Lee and Lin were invited to CTS yesterday for a televised debate. CNA news wire journalist Luo Kuang-jen (羅廣仁), and Cheng Chi-wen (鄭繼文) editor-in-chief of Defense International acted as questioners.

Taiwan is planning to spend NT$610.8 billion (US$18 billion) over the next 15 years to purchase diesel submarines, P-3C maritime patrol aircraft and Patriot anti-missile systems from the US.

Since Lee and Lin are the two most vocal lawmakers on the legislature's National Defense Committee, they have been seen as the two unofficial spokesmen for and against the plan.

While Lee yesterday appealed to the public for a strong national defense, Lin argued that the US was trying to rip Taiwan off -- but said he did not in principle oppose the arms deal.

The two mainly argued about the cost of the submarines. Lee said that there was the potential to bring down the submarine budget by NT$100 billion, but Lin countered by saying NT$200 billion was merely a conservative estimate.

Lin opened his argument by saying that the cost was too high, saying that the next generation will be burdened by the purchase.

"The US has told us that we only have to spend NT$36 billion more if we try to assemble the submarines locally, but the Ministry of National Defense told us that it would cost NT$72 billion more," Lin said.

"There is also the issue of the Patriot anti-missile system. We have been demanding the Patriot system's performance information from the US, but they have refused to give it to us. How can we buy the system before we know how well it works?" Lin said.

But Lee countered by saying all the purchases were necessary to maintain the military balance of power between Taiwan and China.

"If we want to avoid war, we need a strong national defense to ensure that," Lee said in his opening speech.

"If the US is willing to defend Taiwan, why aren't the Taiwanese?" Lee asked.

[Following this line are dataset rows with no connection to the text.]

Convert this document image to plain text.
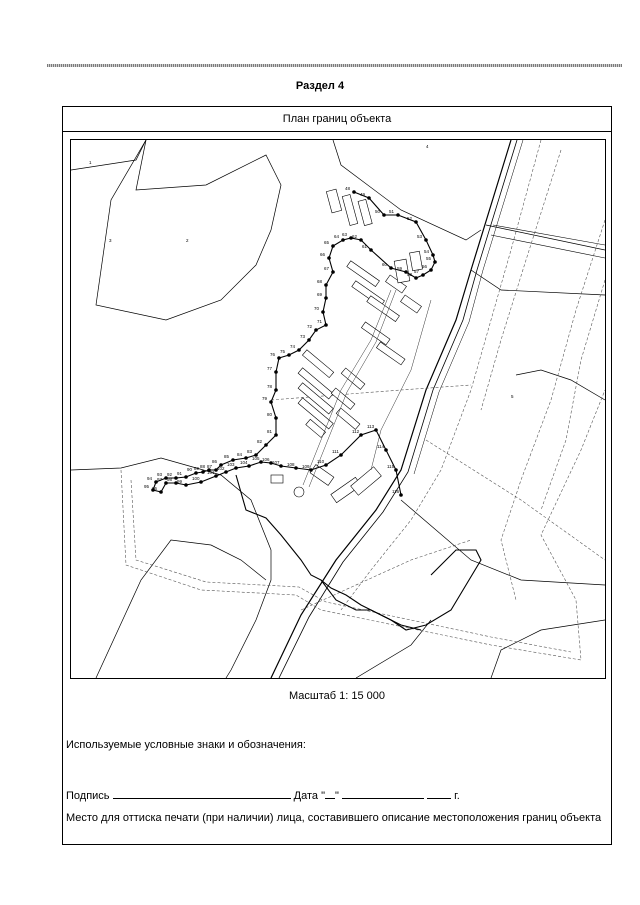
Раздел 4
План границ объекта
48
49
50 51
52
53
54
55
56
57
58
59
60
61
62
63
64
65
66
67
68
69
70
71
72
73
74
75
76
77
78
79
80
81
82
83
84
85
86
87
88
89
90
91
92
93
94
95 96
97 98 99
100
101
102
103 104
105 106
107 108 109
110
111
112
113
114
115
116
1
2
3
4
5
Масштаб 1: 15 000
Используемые условные знаки и обозначения:
Подпись	Дата " "	г.
Место для оттиска печати (при наличии) лица, составившего описание местоположения границ объекта
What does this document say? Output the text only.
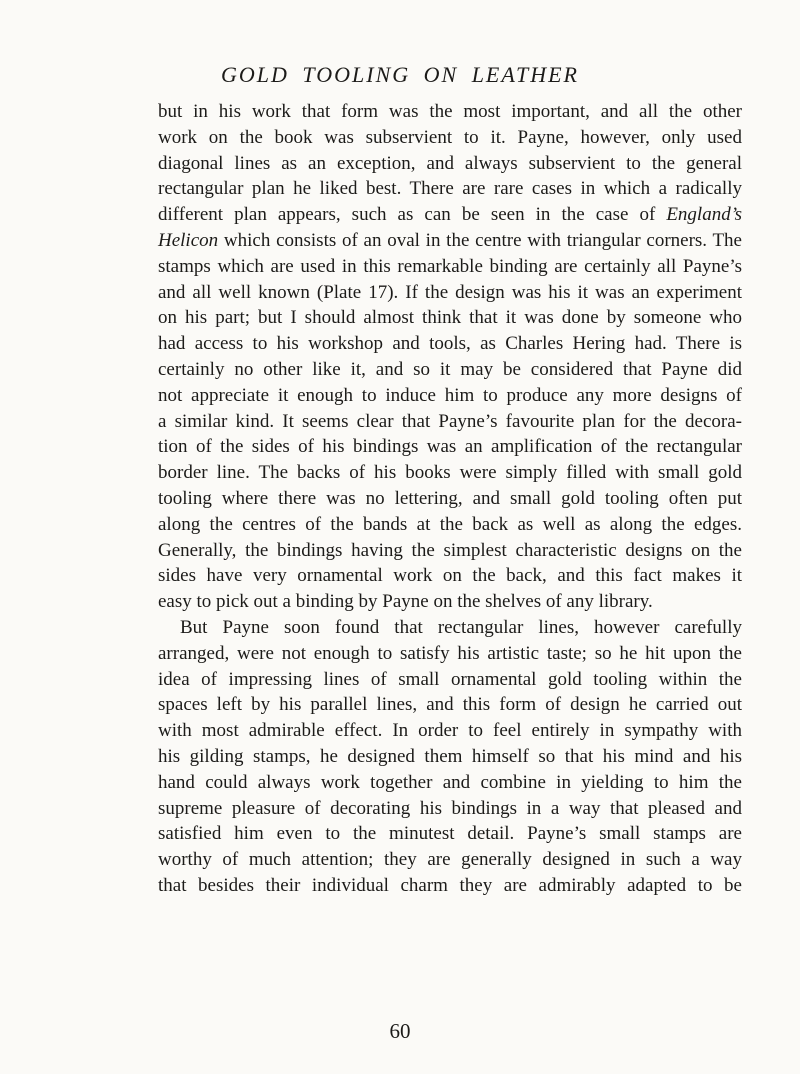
GOLD TOOLING ON LEATHER
but in his work that form was the most important, and all the other
work on the book was subservient to it. Payne, however, only used
diagonal lines as an exception, and always subservient to the general
rectangular plan he liked best. There are rare cases in which a radically
different plan appears, such as can be seen in the case of England’s
Helicon which consists of an oval in the centre with triangular corners. The
stamps which are used in this remarkable binding are certainly all Payne’s
and all well known (Plate 17). If the design was his it was an experiment
on his part; but I should almost think that it was done by someone who
had access to his workshop and tools, as Charles Hering had. There is
certainly no other like it, and so it may be considered that Payne did
not appreciate it enough to induce him to produce any more designs of
a similar kind. It seems clear that Payne’s favourite plan for the decora-
tion of the sides of his bindings was an amplification of the rectangular
border line. The backs of his books were simply filled with small gold
tooling where there was no lettering, and small gold tooling often put
along the centres of the bands at the back as well as along the edges.
Generally, the bindings having the simplest characteristic designs on the
sides have very ornamental work on the back, and this fact makes it
easy to pick out a binding by Payne on the shelves of any library.
But Payne soon found that rectangular lines, however carefully
arranged, were not enough to satisfy his artistic taste; so he hit upon the
idea of impressing lines of small ornamental gold tooling within the
spaces left by his parallel lines, and this form of design he carried out
with most admirable effect. In order to feel entirely in sympathy with
his gilding stamps, he designed them himself so that his mind and his
hand could always work together and combine in yielding to him the
supreme pleasure of decorating his bindings in a way that pleased and
satisfied him even to the minutest detail. Payne’s small stamps are
worthy of much attention; they are generally designed in such a way
that besides their individual charm they are admirably adapted to be
60
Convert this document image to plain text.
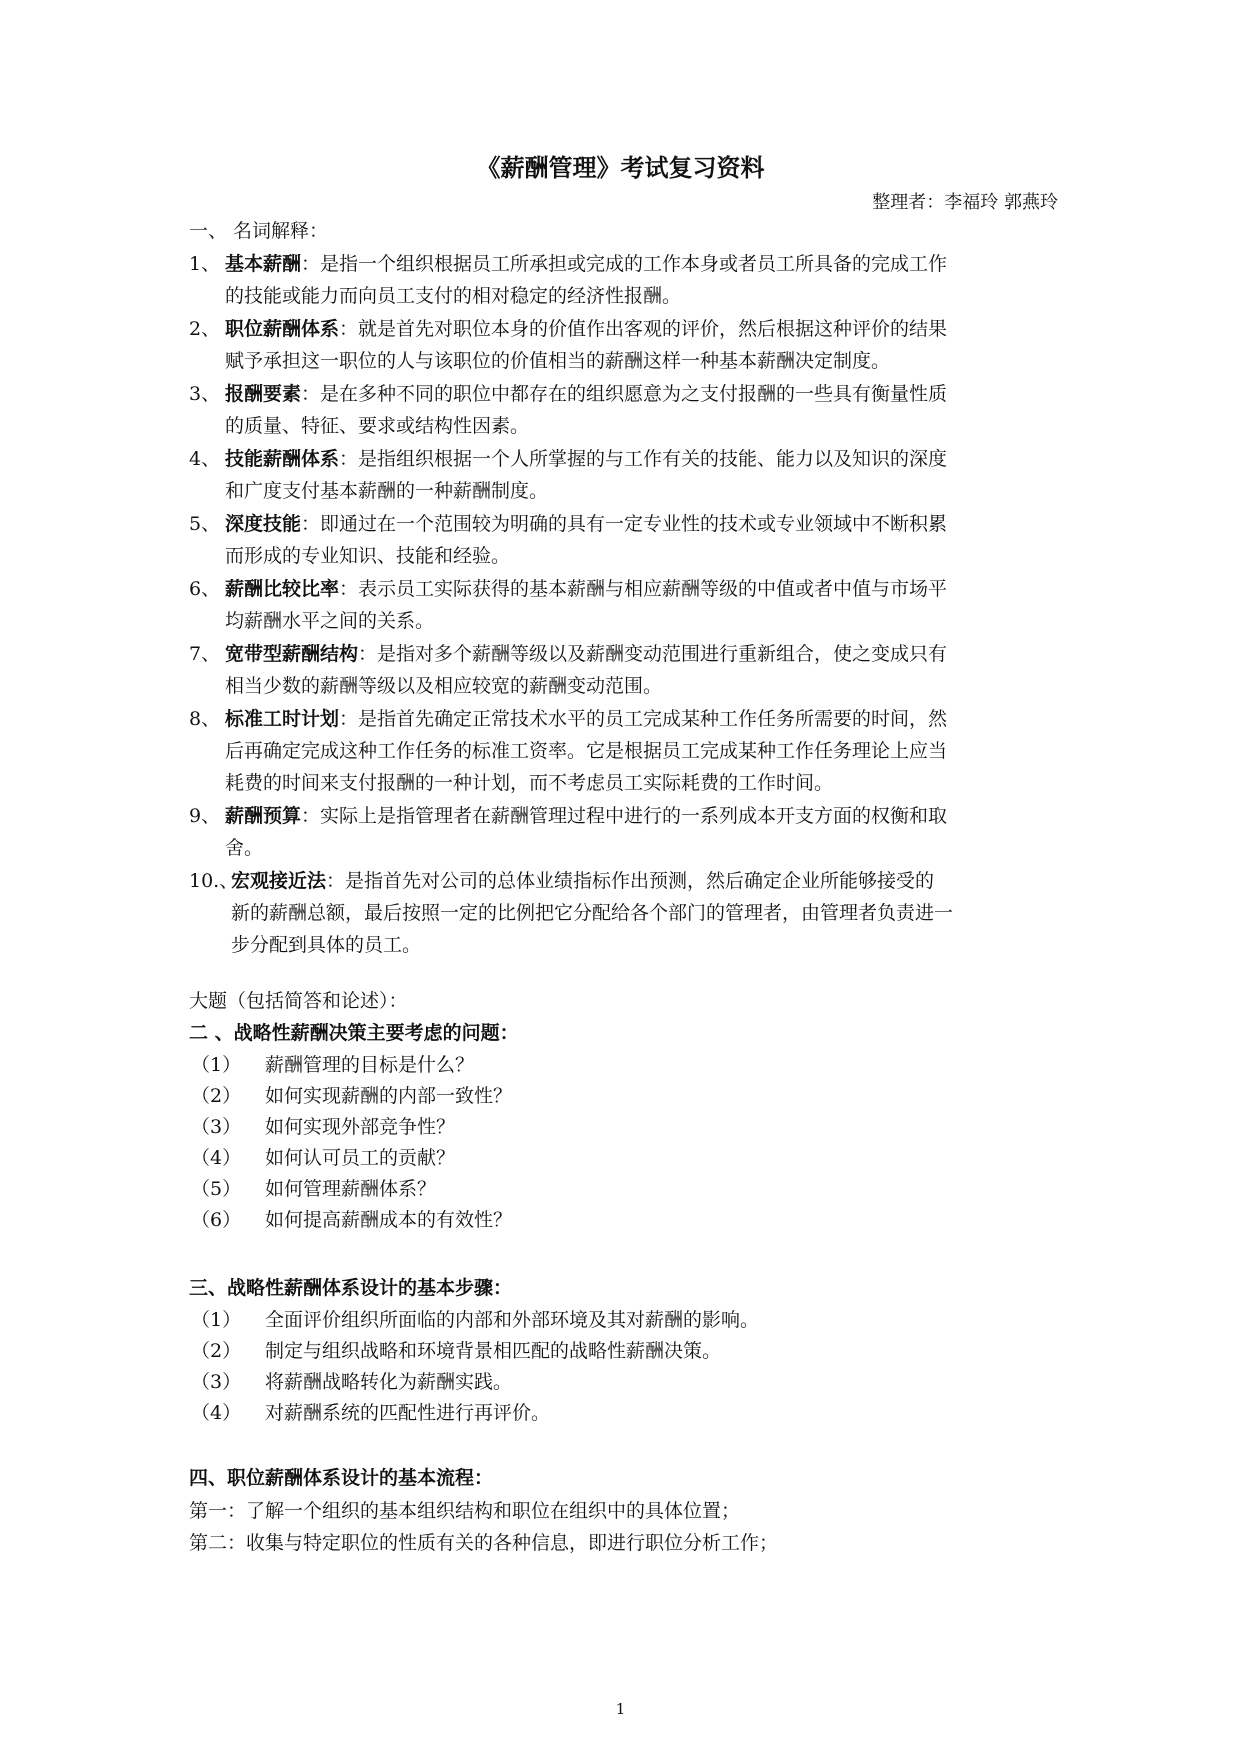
《薪酬管理》考试复习资料
整理者：李福玲 郭燕玲
一、 名词解释：
1、 基本薪酬：是指一个组织根据员工所承担或完成的工作本身或者员工所具备的完成工作
的技能或能力而向员工支付的相对稳定的经济性报酬。
2、 职位薪酬体系：就是首先对职位本身的价值作出客观的评价，然后根据这种评价的结果
赋予承担这一职位的人与该职位的价值相当的薪酬这样一种基本薪酬决定制度。
3、 报酬要素：是在多种不同的职位中都存在的组织愿意为之支付报酬的一些具有衡量性质
的质量、特征、要求或结构性因素。
4、 技能薪酬体系：是指组织根据一个人所掌握的与工作有关的技能、能力以及知识的深度
和广度支付基本薪酬的一种薪酬制度。
5、 深度技能：即通过在一个范围较为明确的具有一定专业性的技术或专业领域中不断积累
而形成的专业知识、技能和经验。
6、 薪酬比较比率：表示员工实际获得的基本薪酬与相应薪酬等级的中值或者中值与市场平
均薪酬水平之间的关系。
7、 宽带型薪酬结构：是指对多个薪酬等级以及薪酬变动范围进行重新组合，使之变成只有
相当少数的薪酬等级以及相应较宽的薪酬变动范围。
8、 标准工时计划：是指首先确定正常技术水平的员工完成某种工作任务所需要的时间，然
后再确定完成这种工作任务的标准工资率。它是根据员工完成某种工作任务理论上应当
耗费的时间来支付报酬的一种计划，而不考虑员工实际耗费的工作时间。
9、 薪酬预算：实际上是指管理者在薪酬管理过程中进行的一系列成本开支方面的权衡和取
舍。
10.、
宏观接近法：是指首先对公司的总体业绩指标作出预测，然后确定企业所能够接受的
新的薪酬总额，最后按照一定的比例把它分配给各个部门的管理者，由管理者负责进一
步分配到具体的员工。
大题（包括简答和论述）：
二 、战略性薪酬决策主要考虑的问题：
（1） 薪酬管理的目标是什么？
（2） 如何实现薪酬的内部一致性？
（3） 如何实现外部竞争性？
（4） 如何认可员工的贡献？
（5） 如何管理薪酬体系？
（6） 如何提高薪酬成本的有效性？
三、战略性薪酬体系设计的基本步骤：
（1） 全面评价组织所面临的内部和外部环境及其对薪酬的影响。
（2） 制定与组织战略和环境背景相匹配的战略性薪酬决策。
（3） 将薪酬战略转化为薪酬实践。
（4） 对薪酬系统的匹配性进行再评价。
四、职位薪酬体系设计的基本流程：
第一：了解一个组织的基本组织结构和职位在组织中的具体位置；
第二：收集与特定职位的性质有关的各种信息，即进行职位分析工作；
1
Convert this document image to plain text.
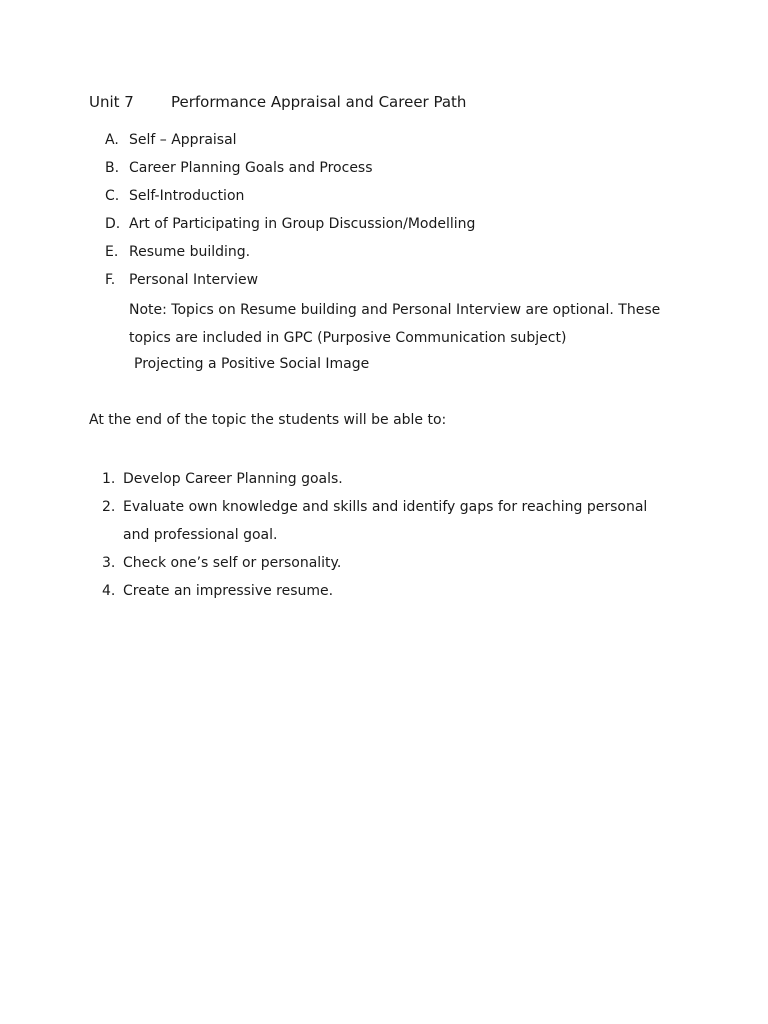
Unit 7 Performance Appraisal and Career Path
A. Self – Appraisal
B. Career Planning Goals and Process
C. Self-Introduction
D. Art of Participating in Group Discussion/Modelling
E. Resume building.
F. Personal Interview

Note: Topics on Resume building and Personal Interview are optional. These
topics are included in GPC (Purposive Communication subject)

Projecting a Positive Social Image

At the end of the topic the students will be able to:

1. Develop Career Planning goals.
2. Evaluate own knowledge and skills and identify gaps for reaching personal and professional goal.
3. Check one’s self or personality.
4. Create an impressive resume.
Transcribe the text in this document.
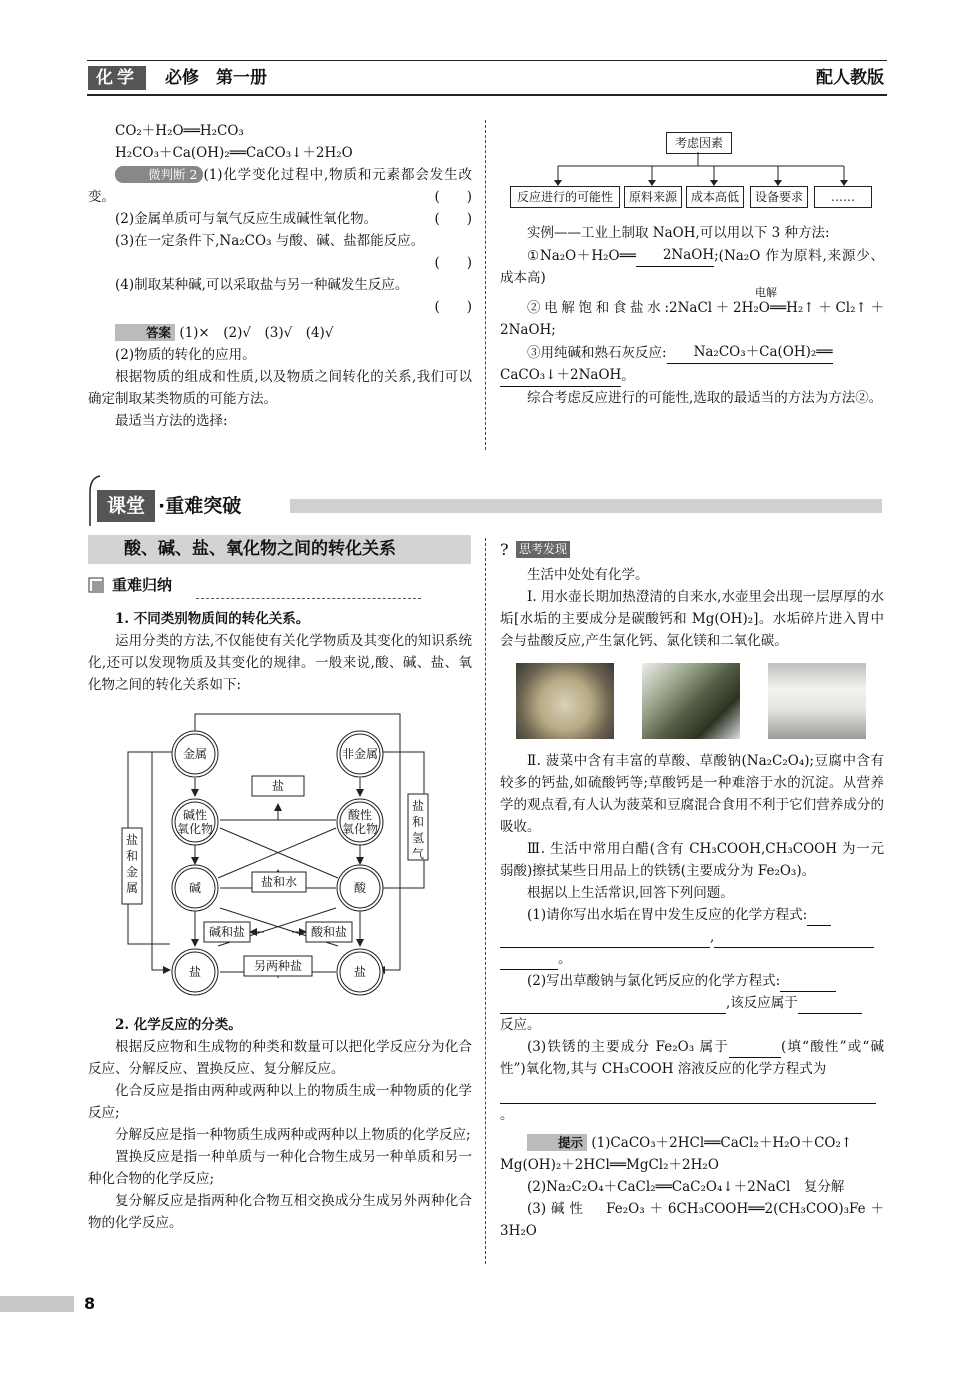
化学	必修　第一册	配人教版
CO₂＋H₂O══H₂CO₃
H₂CO₃＋Ca(OH)₂══CaCO₃↓＋2H₂O
微判断 2 (1)化学变化过程中,物质和元素都会发生改变。	(　　)
(2)金属单质可与氧气反应生成碱性氧化物。	(　　)
(3)在一定条件下,Na₂CO₃ 与酸、碱、盐都能反应。
(　　)
(4)制取某种碱,可以采取盐与另一种碱发生反应。
(　　)
答案 (1)×　(2)√　(3)√　(4)√
(2)物质的转化的应用。
根据物质的组成和性质,以及物质之间转化的关系,我们可以确定制取某类物质的可能方法。
最适当方法的选择:
考虑因素
反应进行的可能性	原料来源	成本高低	设备要求	……
实例——工业上制取 NaOH,可以用以下 3 种方法:
①Na₂O＋H₂O══ 2NaOH;(Na₂O 作为原料,来源少、成本高)
电解
②电解饱和食盐水:2NaCl＋2H₂O══H₂↑＋Cl₂↑＋2NaOH;
③用纯碱和熟石灰反应: Na₂CO₃＋Ca(OH)₂══
CaCO₃↓＋2NaOH。
综合考虑反应进行的可能性,选取的最适当的方法为方法②。
课堂 ·重难突破
酸、碱、盐、氧化物之间的转化关系
重难归纳
1. 不同类别物质间的转化关系。
运用分类的方法,不仅能使有关化学物质及其变化的知识系统化,还可以发现物质及其变化的规律。一般来说,酸、碱、盐、氧化物之间的转化关系如下:
金属	非金属
碱性
氧化物
酸性
氧化物
碱	酸
盐	盐
盐
盐和水
碱和盐	酸和盐
另两种盐
盐
和
金
属
盐
和
氢
气
2. 化学反应的分类。
根据反应物和生成物的种类和数量可以把化学反应分为化合反应、分解反应、置换反应、复分解反应。
化合反应是指由两种或两种以上的物质生成一种物质的化学反应;
分解反应是指一种物质生成两种或两种以上物质的化学反应;
置换反应是指一种单质与一种化合物生成另一种单质和另一种化合物的化学反应;
复分解反应是指两种化合物互相交换成分生成另外两种化合物的化学反应。
? 思考发现
生活中处处有化学。
Ⅰ. 用水壶长期加热澄清的自来水,水壶里会出现一层厚厚的水垢[水垢的主要成分是碳酸钙和 Mg(OH)₂]。水垢碎片进入胃中会与盐酸反应,产生氯化钙、氯化镁和二氧化碳。
Ⅱ. 菠菜中含有丰富的草酸、草酸钠(Na₂C₂O₄);豆腐中含有较多的钙盐,如硫酸钙等;草酸钙是一种难溶于水的沉淀。从营养学的观点看,有人认为菠菜和豆腐混合食用不利于它们营养成分的吸收。
Ⅲ. 生活中常用白醋(含有 CH₃COOH,CH₃COOH 为一元弱酸)擦拭某些日用品上的铁锈(主要成分为 Fe₂O₃)。
根据以上生活常识,回答下列问题。
(1)请你写出水垢在胃中发生反应的化学方程式:
,
。
(2)写出草酸钠与氯化钙反应的化学方程式:
,该反应属于
反应。
(3)铁锈的主要成分 Fe₂O₃ 属于	(填“酸性”或“碱性”)氧化物,其与 CH₃COOH 溶液反应的化学方程式为
。
提示 (1)CaCO₃＋2HCl══CaCl₂＋H₂O＋CO₂↑
Mg(OH)₂＋2HCl══MgCl₂＋2H₂O
(2)Na₂C₂O₄＋CaCl₂══CaC₂O₄↓＋2NaCl　复分解
(3)碱性　Fe₂O₃＋6CH₃COOH══2(CH₃COO)₃Fe＋3H₂O
8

Lin then pointed out that the if China Shipbuilding Corp (CSBC) should assemble the submarines locally, which would save NT$180 billion. If the submarines were assembled overseas, the budget could be cut ny NT$190 billion.

Lin was quoting figures provided by a German submarine expert who was invited to make a cost evaluation.

"If we want to assemble the submarines locally, the CSBC only needs to spend US$11 billion to improve its equipment," Lin said.

But Lee rebuked Lin's statement, saying that the information provided by the CSBC was unreliable. He said the CSBC gave him completely different numbers.

Although Lin scolded the US for refusing to provide comprehensive information for Patriot anti-missile system, he also invoked US Secretary of the State Colin Powell's recent remarks to berate the governing party.

"Aside from military power, we can seek to resolve the disputes between Taiwan and China through diplomacy. We can try to restart negotiations with China under the principle of "one China," with each side having its own interpretation," Lin said.

"When a small power tries to fight a big power, it needs intervention form a third party. But the DPP government has been lousy with diplomacy. That is why the DPP administration was admonished by Powell," Lin said.